Sixteen years after Elizabeth Banks, 46, wore a red Badgley Mischka gown to the 2004 Vanity Fair Oscars Party, she turned up at the 2020 version of the same event in the very same dress.
“It’s gorgeous and it fits . . . so why not wear it again?!” the “Hunger Games” actress wrote on Instagram following the 2020 Oscars at the Dolby Theatre in Los Angeles.
Sunday night’s sartorial statement was a carefully laid plan, all in the name of sustainability.
“Proud to wear my @badgleymischka dress that I first wore to @vanityfair #oscars party in 2004, re-imagined with @wendiandnicole, to bring global awareness to the importance of sustainability in fashion and consumerism as it relates to climate change, production & consumption, ocean pollution, labor & women,” Banks posted.

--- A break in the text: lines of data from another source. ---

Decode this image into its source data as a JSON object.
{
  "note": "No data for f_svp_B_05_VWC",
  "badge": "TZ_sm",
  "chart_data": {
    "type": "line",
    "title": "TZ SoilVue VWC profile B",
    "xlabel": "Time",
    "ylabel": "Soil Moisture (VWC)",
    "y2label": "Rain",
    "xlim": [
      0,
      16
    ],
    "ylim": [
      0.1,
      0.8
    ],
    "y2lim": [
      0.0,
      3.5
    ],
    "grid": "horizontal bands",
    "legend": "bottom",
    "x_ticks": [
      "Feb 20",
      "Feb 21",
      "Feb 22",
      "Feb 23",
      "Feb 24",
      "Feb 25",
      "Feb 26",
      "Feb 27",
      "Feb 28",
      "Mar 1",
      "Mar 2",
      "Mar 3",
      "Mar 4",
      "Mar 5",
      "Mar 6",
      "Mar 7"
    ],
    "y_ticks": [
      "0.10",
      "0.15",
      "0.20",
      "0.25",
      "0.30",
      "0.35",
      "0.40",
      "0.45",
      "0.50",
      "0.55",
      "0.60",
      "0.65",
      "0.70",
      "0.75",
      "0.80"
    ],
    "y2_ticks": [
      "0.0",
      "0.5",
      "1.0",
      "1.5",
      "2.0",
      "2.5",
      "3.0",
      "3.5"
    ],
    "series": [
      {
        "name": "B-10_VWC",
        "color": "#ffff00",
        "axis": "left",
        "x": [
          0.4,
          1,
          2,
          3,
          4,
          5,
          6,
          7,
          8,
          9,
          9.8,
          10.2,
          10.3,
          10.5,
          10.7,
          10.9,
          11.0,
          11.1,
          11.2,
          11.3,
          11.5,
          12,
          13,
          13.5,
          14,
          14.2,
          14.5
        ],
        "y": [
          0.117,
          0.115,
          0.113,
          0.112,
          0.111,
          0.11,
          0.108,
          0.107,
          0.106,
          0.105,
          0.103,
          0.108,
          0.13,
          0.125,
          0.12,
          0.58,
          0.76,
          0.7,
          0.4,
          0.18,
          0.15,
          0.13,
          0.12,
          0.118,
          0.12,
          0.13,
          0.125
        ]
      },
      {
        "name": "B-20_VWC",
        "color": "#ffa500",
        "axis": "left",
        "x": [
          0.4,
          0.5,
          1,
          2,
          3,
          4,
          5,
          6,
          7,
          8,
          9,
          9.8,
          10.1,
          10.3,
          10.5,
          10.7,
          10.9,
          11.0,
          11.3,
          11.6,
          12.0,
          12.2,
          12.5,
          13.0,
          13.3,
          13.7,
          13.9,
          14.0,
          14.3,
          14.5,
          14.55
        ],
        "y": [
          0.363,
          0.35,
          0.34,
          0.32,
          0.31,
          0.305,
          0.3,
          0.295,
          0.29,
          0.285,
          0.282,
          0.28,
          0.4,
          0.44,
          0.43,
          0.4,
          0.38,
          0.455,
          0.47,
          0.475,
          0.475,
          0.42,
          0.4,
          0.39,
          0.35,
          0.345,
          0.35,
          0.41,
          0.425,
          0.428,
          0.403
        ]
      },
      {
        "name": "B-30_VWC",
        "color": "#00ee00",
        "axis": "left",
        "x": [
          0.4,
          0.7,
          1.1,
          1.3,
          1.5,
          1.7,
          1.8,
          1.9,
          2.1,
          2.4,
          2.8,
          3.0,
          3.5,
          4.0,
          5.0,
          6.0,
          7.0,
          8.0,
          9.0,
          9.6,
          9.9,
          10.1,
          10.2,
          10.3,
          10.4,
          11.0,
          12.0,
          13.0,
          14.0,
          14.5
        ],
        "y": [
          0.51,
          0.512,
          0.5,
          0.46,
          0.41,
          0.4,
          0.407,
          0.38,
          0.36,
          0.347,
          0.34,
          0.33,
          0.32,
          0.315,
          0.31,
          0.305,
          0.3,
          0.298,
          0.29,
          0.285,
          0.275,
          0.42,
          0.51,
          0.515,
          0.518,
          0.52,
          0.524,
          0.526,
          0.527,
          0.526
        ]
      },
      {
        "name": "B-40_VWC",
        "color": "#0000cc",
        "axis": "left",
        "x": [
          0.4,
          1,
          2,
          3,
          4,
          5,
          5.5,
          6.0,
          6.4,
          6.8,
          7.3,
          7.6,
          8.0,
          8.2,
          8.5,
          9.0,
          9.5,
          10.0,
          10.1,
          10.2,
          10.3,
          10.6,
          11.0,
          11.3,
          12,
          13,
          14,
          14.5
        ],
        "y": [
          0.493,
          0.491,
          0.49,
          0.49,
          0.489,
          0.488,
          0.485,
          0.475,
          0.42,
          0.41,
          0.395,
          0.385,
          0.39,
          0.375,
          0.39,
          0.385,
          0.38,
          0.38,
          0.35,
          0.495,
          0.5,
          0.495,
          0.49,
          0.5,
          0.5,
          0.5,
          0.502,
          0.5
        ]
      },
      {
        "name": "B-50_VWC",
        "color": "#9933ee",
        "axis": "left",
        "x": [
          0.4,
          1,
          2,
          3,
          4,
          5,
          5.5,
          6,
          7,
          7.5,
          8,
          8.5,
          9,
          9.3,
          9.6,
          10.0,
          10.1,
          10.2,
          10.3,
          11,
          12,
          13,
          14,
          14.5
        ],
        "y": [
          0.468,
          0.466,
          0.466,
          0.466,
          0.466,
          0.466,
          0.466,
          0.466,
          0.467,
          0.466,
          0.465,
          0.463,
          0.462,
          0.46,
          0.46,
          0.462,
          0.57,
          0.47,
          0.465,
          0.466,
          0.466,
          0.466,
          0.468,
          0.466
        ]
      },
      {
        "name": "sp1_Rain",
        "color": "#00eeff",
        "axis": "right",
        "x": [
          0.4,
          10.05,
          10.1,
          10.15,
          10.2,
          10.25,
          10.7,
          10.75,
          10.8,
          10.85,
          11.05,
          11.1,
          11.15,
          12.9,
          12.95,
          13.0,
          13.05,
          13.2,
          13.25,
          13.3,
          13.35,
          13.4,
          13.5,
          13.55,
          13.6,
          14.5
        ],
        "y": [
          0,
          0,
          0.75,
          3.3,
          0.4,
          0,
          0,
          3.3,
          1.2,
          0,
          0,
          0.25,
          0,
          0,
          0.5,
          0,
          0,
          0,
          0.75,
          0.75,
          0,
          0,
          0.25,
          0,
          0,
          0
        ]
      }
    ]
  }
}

While mere mortals “recycle” dresses — that is, wear their clothing more than once — without any effort beyond laundering them, it took a team of people to help Banks stage her moment.
Stylists Wendi and Nicole Ferreira updated the actress/director’s look by swapping her 2004 updo and chandelier earrings for a sleek blowout, simple post earrings and a slinky diamond and pearl necklace by Irene Neuwirth.
The strategy was cooked up by Red Carpet Advocacy (RAD), a group that helps actors advocate for causes, and the New Standard Institute, which “helps brands draw down their carbon use and achieve measurable sustainability targets.”
Banks wasn’t alone in repeating an Oscar night look.
Jane Fonda turned up to the 2020 Academy Awards in the same Elie Saab Couture dress that she wore to the 2014 Cannes Film Festival. In November, the 82-year-old actress promised to never buy another item of clothing again.
And Best Actress nominee Saoirse Ronan donned a custom black and lavender Gucci gown repurposed from her BAFTAs 2020 dress — which was itself made using discarded satin.
No word on how any of those stars arrived at the events, but we can only hope it was by bicycle or public transportation.